The message that all good Christians have been trying to spread through their words and lives could be erased by one single slip. If you look at me, I've been slipping too many times for comfort. What a burden am I to my Lord?

The lyrics to this song by DC Talk gives me hope...

"The greatest single cause of atheism in the world today
Is Christians who acknowledge Jesus with their lips
Then walk out the door and deny him by their lifestyle.
That is what an unbelieving world simply finds unbelievable."

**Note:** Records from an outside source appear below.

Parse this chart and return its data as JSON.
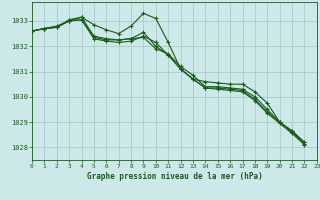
{
  "background_color": "#cce8e8",
  "grid_color": "#aacccc",
  "line_color": "#1a5c1a",
  "title": "Graphe pression niveau de la mer (hPa)",
  "xlim": [
    0,
    23
  ],
  "ylim": [
    1027.5,
    1033.75
  ],
  "yticks": [
    1028,
    1029,
    1030,
    1031,
    1032,
    1033
  ],
  "xticks": [
    0,
    1,
    2,
    3,
    4,
    5,
    6,
    7,
    8,
    9,
    10,
    11,
    12,
    13,
    14,
    15,
    16,
    17,
    18,
    19,
    20,
    21,
    22,
    23
  ],
  "series": [
    [
      1032.6,
      1032.7,
      1032.8,
      1033.0,
      1033.15,
      1032.85,
      1032.65,
      1032.5,
      1032.8,
      1033.3,
      1033.1,
      1032.15,
      1031.1,
      1030.7,
      1030.6,
      1030.55,
      1030.5,
      1030.5,
      1030.2,
      1029.75,
      1029.0,
      1028.65,
      1028.2
    ],
    [
      1032.6,
      1032.7,
      1032.75,
      1033.0,
      1033.05,
      1032.35,
      1032.25,
      1032.25,
      1032.3,
      1032.35,
      1031.9,
      1031.7,
      1031.2,
      1030.85,
      1030.4,
      1030.4,
      1030.35,
      1030.3,
      1030.0,
      1029.5,
      1029.0,
      1028.65,
      1028.2
    ],
    [
      1032.6,
      1032.7,
      1032.75,
      1033.0,
      1033.05,
      1032.3,
      1032.2,
      1032.15,
      1032.2,
      1032.4,
      1032.15,
      1031.65,
      1031.1,
      1030.7,
      1030.35,
      1030.35,
      1030.3,
      1030.25,
      1029.9,
      1029.4,
      1029.0,
      1028.6,
      1028.15
    ],
    [
      1032.6,
      1032.7,
      1032.75,
      1033.05,
      1033.15,
      1032.4,
      1032.3,
      1032.25,
      1032.3,
      1032.55,
      1032.0,
      1031.65,
      1031.1,
      1030.7,
      1030.35,
      1030.3,
      1030.25,
      1030.2,
      1029.85,
      1029.35,
      1028.95,
      1028.55,
      1028.1
    ]
  ]
}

Is this one for the people? Is this one for the Lord?
Or do I simply serenade for things I must afford?
You can jumble them together, my conflict still remains
Holiness is calling, in the midst of courting fame
Cause I see the trust in their eyes
Though the sky is falling
They need Your love in their lives
Compromise is calling

What if I stumble, what if I fall?
What if I lose my step and I make fools of us all?
Will the love continue when my walk becomes a crawl?
What if I stumble, and what if I fall?

Father please forgive me for I can not compose
The fear that lives within me
Or the rate at which it grows
If struggle has a purpose on the narrow road you've carved
Why do I dread my trespasses will leave a deadly scar
Do they see the fear in my eyes? Are they so revealing?
This time I cannot disguise all the doubt I'm feeling

Everyone's got to crawl when you know that
You're up against a wall, it's about to fall
Everyone's got to crawl when you know that

I hear You whispering my name [You say]
"My love for You will never change" [never change]

What if I stumble, what if I fall?
What if I lose my step and I make fools of us all?
Will the love continue when my walk becomes a crawl?
What if I stumble, and what if I fall?

What if I stumble, what if I fall?
You never turn in the heat of it all
What if I stumble, what if I fall?
You are my comfort, and my God

Is this one for the people, is this one for the Lord?